The people you meet in the streets have a similar sturdiness. They are aware that the attention of the world is on Haiti like it has never been, and I think they are genuinely touched by the presence of so many foreigners. However, many promises have been made. As aid workers begin to drift back to their home countries and promises are left behind unmet, I think the mood will sour towards the international community. Many of the schools, orphanages and such things have been run or supported by foreign charities for years. I think therefore the gratitude is real, and that an average Haitian will trust a foreign NGO much more easily than they’ll trust their own government. But that trust is walking a line every day.
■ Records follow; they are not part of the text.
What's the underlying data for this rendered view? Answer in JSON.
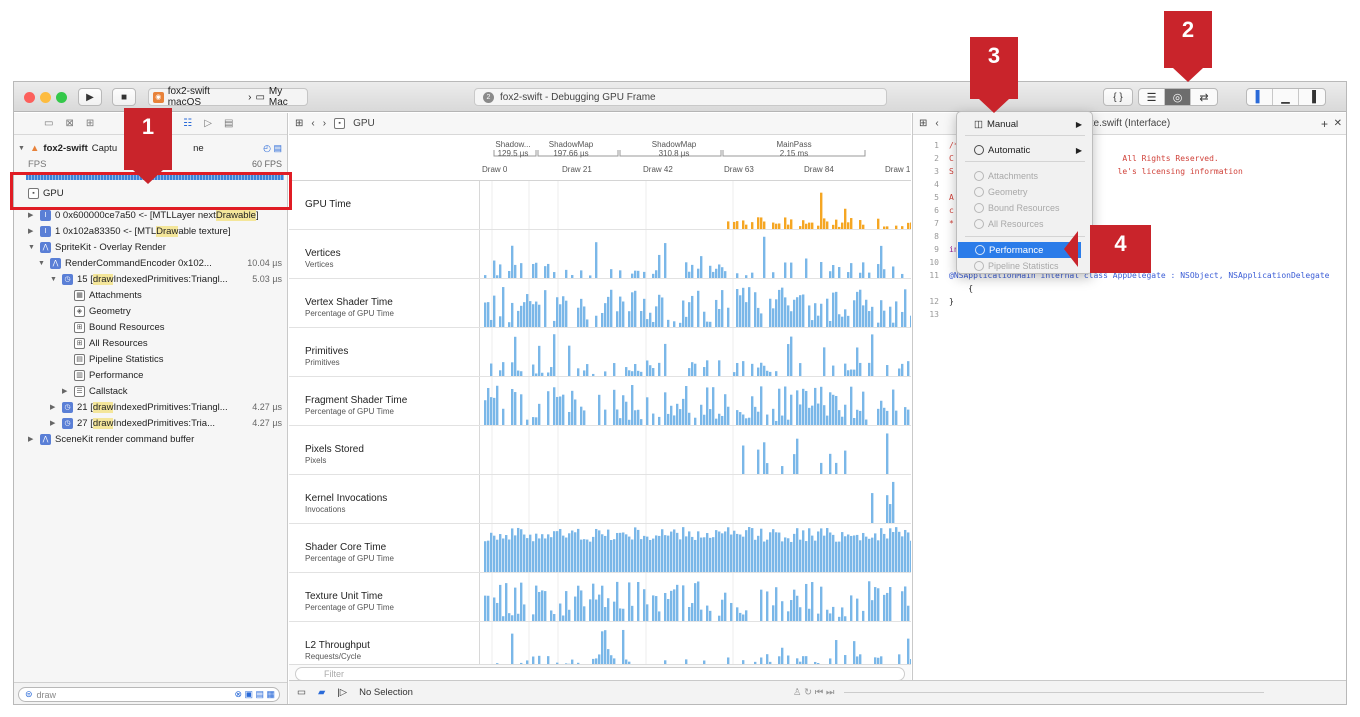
{
  "toolbar": {
    "scheme": "fox2-swift macOS",
    "destination": "My Mac",
    "activity": "fox2-swift - Debugging GPU Frame",
    "editor_code_label": "{ }"
  },
  "navigator": {
    "search_placeholder": "draw",
    "rows": [
      {
        "label_pre": "fox2-swift",
        "label_rest": " Captu",
        "label_post": "ne"
      },
      {
        "label": "FPS",
        "time": "60 FPS"
      },
      {
        "label": "GPU"
      },
      {
        "label_pre": "0 0x600000ce7a50 <- [MTLLayer next",
        "highlight": "Drawable",
        "label_post": "]"
      },
      {
        "label_pre": "1 0x102a83350 <- [MTL",
        "highlight": "Draw",
        "label_post": "able texture]"
      },
      {
        "label": "SpriteKit - Overlay Render"
      },
      {
        "label": "RenderCommandEncoder 0x102...",
        "time": "10.04 µs"
      },
      {
        "label_pre": "15 [",
        "highlight": "draw",
        "label_post": "IndexedPrimitives:Triangl...",
        "time": "5.03 µs"
      },
      {
        "label": "Attachments"
      },
      {
        "label": "Geometry"
      },
      {
        "label": "Bound Resources"
      },
      {
        "label": "All Resources"
      },
      {
        "label": "Pipeline Statistics"
      },
      {
        "label": "Performance"
      },
      {
        "label": "Callstack"
      },
      {
        "label_pre": "21 [",
        "highlight": "draw",
        "label_post": "IndexedPrimitives:Triangl...",
        "time": "4.27 µs"
      },
      {
        "label_pre": "27 [",
        "highlight": "draw",
        "label_post": "IndexedPrimitives:Tria...",
        "time": "4.27 µs"
      },
      {
        "label": "SceneKit render command buffer"
      }
    ]
  },
  "center": {
    "jump_label": "GPU",
    "passes": [
      {
        "name": "Shadow...",
        "time": "129.5 µs"
      },
      {
        "name": "ShadowMap",
        "time": "197.66 µs"
      },
      {
        "name": "ShadowMap",
        "time": "310.8 µs"
      },
      {
        "name": "MainPass",
        "time": "2.15 ms"
      }
    ],
    "draws": [
      "Draw 0",
      "Draw 21",
      "Draw 42",
      "Draw 63",
      "Draw 84",
      "Draw 1"
    ],
    "rows": [
      {
        "title": "GPU Time",
        "subtitle": "",
        "color": "#f5a623"
      },
      {
        "title": "Vertices",
        "subtitle": "Vertices",
        "color": "#7ab7e8"
      },
      {
        "title": "Vertex Shader Time",
        "subtitle": "Percentage of GPU Time",
        "color": "#7ab7e8"
      },
      {
        "title": "Primitives",
        "subtitle": "Primitives",
        "color": "#7ab7e8"
      },
      {
        "title": "Fragment Shader Time",
        "subtitle": "Percentage of GPU Time",
        "color": "#7ab7e8"
      },
      {
        "title": "Pixels Stored",
        "subtitle": "Pixels",
        "color": "#7ab7e8"
      },
      {
        "title": "Kernel Invocations",
        "subtitle": "Invocations",
        "color": "#7ab7e8"
      },
      {
        "title": "Shader Core Time",
        "subtitle": "Percentage of GPU Time",
        "color": "#7ab7e8"
      },
      {
        "title": "Texture Unit Time",
        "subtitle": "Percentage of GPU Time",
        "color": "#7ab7e8"
      },
      {
        "title": "L2 Throughput",
        "subtitle": "Requests/Cycle",
        "color": "#7ab7e8"
      }
    ],
    "filter_placeholder": "Filter"
  },
  "debug_bar": {
    "status": "No Selection"
  },
  "editor": {
    "filename": "te.swift (Interface)",
    "lines": [
      {
        "n": "1",
        "t": "/*",
        "c": "comment"
      },
      {
        "n": "2",
        "t": "C                                   All Rights Reserved.",
        "c": "comment"
      },
      {
        "n": "3",
        "t": "S                                  le's licensing information",
        "c": "comment"
      },
      {
        "n": "4",
        "t": "",
        "c": "comment"
      },
      {
        "n": "5",
        "t": "A",
        "c": "comment"
      },
      {
        "n": "6",
        "t": "c",
        "c": "comment"
      },
      {
        "n": "7",
        "t": "*",
        "c": "comment"
      },
      {
        "n": "8",
        "t": "",
        "c": "plain"
      },
      {
        "n": "9",
        "t": "in",
        "c": "keyword"
      },
      {
        "n": "10",
        "t": "",
        "c": "plain"
      },
      {
        "n": "11",
        "t": "@NSApplicationMain internal class AppDelegate : NSObject, NSApplicationDelegate",
        "c": "plain"
      },
      {
        "n": "",
        "t": "    {",
        "c": "plain"
      },
      {
        "n": "12",
        "t": "}",
        "c": "plain"
      },
      {
        "n": "13",
        "t": "",
        "c": "plain"
      }
    ]
  },
  "menu": {
    "items": [
      {
        "label": "Manual",
        "has_sub": true,
        "enabled": true
      },
      {
        "label": "Automatic",
        "has_sub": true,
        "enabled": true
      },
      {
        "label": "Attachments",
        "enabled": false
      },
      {
        "label": "Geometry",
        "enabled": false
      },
      {
        "label": "Bound Resources",
        "enabled": false
      },
      {
        "label": "All Resources",
        "enabled": false
      },
      {
        "label": "Performance",
        "enabled": true,
        "selected": true
      },
      {
        "label": "Pipeline Statistics",
        "enabled": false
      }
    ]
  },
  "callouts": [
    "1",
    "2",
    "3",
    "4"
  ]
}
Tomorrow we’ll walk it again."
Regional Program Manager - Haiti
Please note Architecture for Humanity is not a 'first responder' organization, we are the last responders. Our professional construction teams, 50% of which are Haitian, are committed in country for the next 2 to 3 years. If funding lasts, they could be there for years after.We are implementing an 11 point plan first laid out in January 2010. This includes the building of schools, community facilities and developing transitional and long term sustainable housing.
We wish the best to our team, Yves, Schendy and Eric, as they work alongside community groups, NGOs and social entrepreneurs and to help rebuild Haiti from the ground up.